Some of the best trained dogs of the nation's police and military canine corps will gather here Saturday for the week-long United States Police Canine Association's 13th national dog trials. More than 150 federal, state, county, city and military police jurisdictions are expected to be represented.
Police dogs and their handlers participating in the trials are winners of preliminary contests held last spring in each of the association's 14 regions. After this week's trials, there will be one superdog and nine runners-up, judged to be the best in a combination of contest categories. Sixteen other winners will be chosen in the agility, attack, search and obedience categories, and some special awards will be given. "It's like your Miss United States," an association spokeswoman said. "Just like that exactly."

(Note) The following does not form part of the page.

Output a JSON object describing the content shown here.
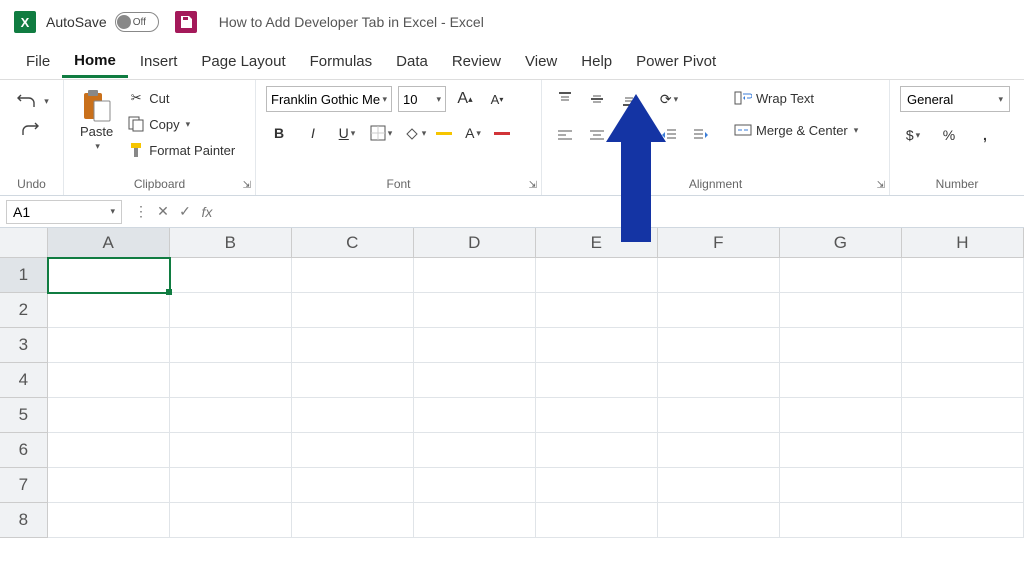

The public is invited to watch the dogs compete at Duke Ellington High School, 38th Street and Reservoir Road NW, Monday, Tuesday and Wednesday from 6 a.m. to 2 p.m., and Thursday, Aug. 17, from 6 a.m. to the conclusion. On Monday and Tuesday, the competition will be in the obedience, agility, and article search categories. Wednesday, the competition will be in the attack and handler protection categories, as well as the boxes category, in which the dog is given a fixed amount of time to find a human being hiding in different boxes. On Thursday, the competition continues until the runners-up and the number one dog have been chosen.
The public is also invited to watch the competition in gunfire attacks on Wednesday from 9 a.m. to 3 p.m. and Thursday, Aug. 17, from 9 a.m. until conclusion at Guy Mason Field on Calvert Street and Wisconsin Avenue NW. There is no admission charge for any of the above events.
On Thursday, Aug. 17, the highest scoring dogs will demonstrate their training in a public show beginning at 7:30 p.m. at Washington and Lee High School in Arlington. An admission donation of $1 is required. If it rains, the show will be rescheduled for Friday, Aug. 18.